2.3. Voorts is de kantonrechter van oordeel dat de overeenkomst, in tegenstelling tot wat Spaarbeleg betoogt, niet voldoet aan de uitzonderingsbepaling van art. 4 lid 1 onder h WCK. Er is immers geen sprake van het verstrekken van zekerheid door middel van “belening” van effecten van [eiseres], reeds omdat volgens de voorwaarden de participaties niet door Spaarbeleg in eigendom aan [eiseres] zijn of worden overgedragen.

2.4. Op grond van het voorgaande blijft de kantonrechter bij hetgeen zij in het tussenvonnis heeft overwogen omtrent de toepasselijkheid van de WCK.

2.5. Spaarbeleg heeft bij akte aangeven dat zij ten tijde van het sluiten van de overeenkomst niet beschikte over een vergunning als bedoeld in artikel 9 WCK. De overeenkomst is daardoor, zoals reeds onder punt 11 van het tussenvonnis is overwogen, nietig.

2.6. Omdat de overeenkomst nietig blijkt te zijn heeft de rechtsgrond die ten grondslag lag aan de door partijen verrichte prestaties van meet af aan ontbroken. Hetgeen ter uitvoering van de overeenkomst over en weer is betaald dient daarom als onverschuldigd in beginsel te worden terugbetaald (art. 6:203 e.v. BW). Het uitgangspunt hierbij is dat beide partijen hersteld dienen te worden in de situatie waarin zij zich bevonden ten tijde van het sluiten van de overeenkomst. Dit uitgangspunt brengt mee dat de aangekochte participaties in beginsel voor rekening van Spaarbeleg blijven en dat zij niets te vorderen zal hebben van [eiseres], nu de aankoopprijs van de participaties gelijk is aan het ter beschikking gestelde geldbedrag. SpaarBeleg dient de door [eiseres] betaalde rente als onverschuldigd aan haar terug te betalen.

2.7. Met betrekking tot de gevolgen van de nietigheid overweegt de kantonrechter het volgende. Vast staat dat [eiseres] geld in aandelen heeft willen steken. Aangenomen moet worden dat zij bereid was het bedrag dat zij aan rente heeft betaald in participaties te beleggen en dat zij zich ook ervan bewust moet zijn geweest dat zij door dit bedrag in aandelen te beleggen koersrisico zou lopen. Nu dat risico zich heeft gerealiseerd is het naar maatstaven van redelijkheid en billijkheid onaanvaardbaar dat de overeenkomst met terugwerkende kracht geheel ten nadele van Spaarbeleg teniet wordt gedaan. De waardedaling dient dan ook voor een deel voor rekening van [eiseres] te blijven, doch niet verder dan voor het deel waarvan aannemelijk is dat zij het risico heeft kunnen overzien, in deze gelijk te stellen aan de waardedaling van het Aegon GarantieFonds gedurende de looptijd van de overeenkomst.
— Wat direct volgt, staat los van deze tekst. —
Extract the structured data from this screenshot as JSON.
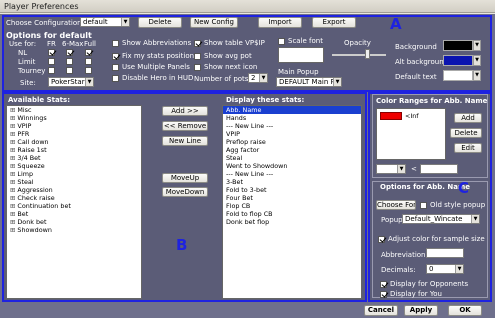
{
  "window": {
    "title": "Player Preferences"
  },
  "config_bar": {
    "choose_label": "Choose Configuration:",
    "config_value": "default",
    "delete_label": "Delete",
    "new_config_label": "New Config",
    "import_label": "Import",
    "export_label": "Export",
    "region_letter": "A"
  },
  "options_default": {
    "title": "Options for default",
    "use_for_label": "Use for:",
    "col_fr": "FR",
    "col_6max": "6-Max",
    "col_full": "Full",
    "row_nl": "NL",
    "row_limit": "Limit",
    "row_tourney": "Tourney",
    "site_label": "Site:",
    "site_value": "PokerStars",
    "show_abbreviations": "Show Abbreviations",
    "fix_my_stats": "Fix my stats position",
    "use_multiple_panels": "Use Multiple Panels",
    "disable_hero": "Disable Hero in HUD",
    "show_table_vpip": "Show table VP$IP",
    "show_avg_pot": "Show avg pot",
    "show_next_icon": "Show next icon",
    "number_of_pots_label": "Number of pots:",
    "number_of_pots_value": "2",
    "scale_font": "Scale font",
    "opacity_label": "Opacity",
    "opacity_value": 0.65,
    "main_popup_label": "Main Popup",
    "main_popup_value": "DEFAULT Main Popup",
    "background_label": "Background",
    "alt_background_label": "Alt background",
    "default_text_label": "Default text",
    "background_color": "#000000",
    "alt_background_color": "#0a13b0",
    "default_text_color": "#ffffff"
  },
  "available_stats": {
    "title": "Available Stats:",
    "items": [
      "Misc",
      "Winnings",
      "VPIP",
      "PFR",
      "Call down",
      "Raise 1st",
      "3/4 Bet",
      "Squeeze",
      "Limp",
      "Steal",
      "Aggression",
      "Check raise",
      "Continuation bet",
      "Bet",
      "Donk bet",
      "Showdown"
    ]
  },
  "transfer_buttons": {
    "add": "Add >>",
    "remove": "<< Remove",
    "new_line": "New Line",
    "move_up": "MoveUp",
    "move_down": "MoveDown",
    "region_letter": "B"
  },
  "display_stats": {
    "title": "Display these stats:",
    "items": [
      "Abb. Name",
      "Hands",
      "--- New Line ---",
      "VPIP",
      "Preflop raise",
      "Agg factor",
      "Steal",
      "Went to Showdown",
      "--- New Line ---",
      "3-Bet",
      "Fold to 3-bet",
      "Four Bet",
      "Flop CB",
      "Fold to flop CB",
      "Donk bet flop"
    ]
  },
  "color_ranges": {
    "title": "Color Ranges for Abb. Name",
    "entry_text": "<Inf",
    "add": "Add",
    "delete": "Delete",
    "edit": "Edit",
    "less_than": "<"
  },
  "options_abb": {
    "title": "Options for Abb. Name",
    "choose_font": "Choose Font",
    "old_style_popup": "Old style popup",
    "popup_label": "Popup",
    "popup_value": "Default_Wincate",
    "adjust_color": "Adjust color for sample size",
    "abbreviation_label": "Abbreviation:",
    "decimals_label": "Decimals:",
    "decimals_value": "0",
    "display_opponents": "Display for Opponents",
    "display_you": "Display for You",
    "region_letter": "C"
  },
  "footer": {
    "cancel": "Cancel",
    "apply": "Apply",
    "ok": "OK"
  }
}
Dit brengt mee dat op het aan [eiseres] te restitueren bedrag (de betaalde rente) in mindering mag worden gebracht een bedrag dat overeenkomt met het percentage van dat bedrag waarmee de waarde van het Aegon GarantieFonds is gedaald in de periode van 2 januari 2001, de aankoopdatum van de participaties, tot 2 januari 2006, het tijdstip waarop de voor 60 maanden aangegane overeenkomst tot een einde kwam (vergelijk ook de uitspraak van de Commissie van Beroep DSI van 27 januari 2005 te vinden op www.dsi.nl). Uit het voorgaande volgt dat de vordering toewijsbaar is als na te melden.

2.8. Hetgeen partijen verder over en weer hebben gesteld kan niet tot een ander oordeel leiden en behoeft daarom geen bespreking meer.

2.9. Nu beide partijen deels in het ongelijk zijn gesteld ziet de kantonrechter aanleiding om de proceskosten te compenseren, aldus dat elke partij zijn eigen kosten draagt.

3. Beslissing

De kantonrechter:

veroordeelt Spaarbeleg om aan [eiseres] tegen bewijs van kwijting te betalen een bedrag van € 3.675,63, vermeerderd met de wettelijke rente vanaf dag van het uitspreken van dit vonnis tot de voldoening;

bepaalt dat Spaarbeleg op dit bedrag in mindering mag brengen een bedrag dat overeenkomt met het percentage van € 3.675,63 waarmee de waarde van het Aegon GarantieFonds is gedaald in de periode van 2 januari 2001 tot 2 januari 2006;

verklaart dit vonnis tot zover uitvoerbaar bij voorraad;

wijst af het meer of anders gevorderde;

compenseert de proceskosten tussen partijen in dier voege dat iedere partij de eigen kosten draagt.

Dit vonnis is gewezen door mr. C.L. Keijzer, kantonrechter, en is in aanwezigheid van de griffier in het openbaar uitgesproken op 8 maart 2006.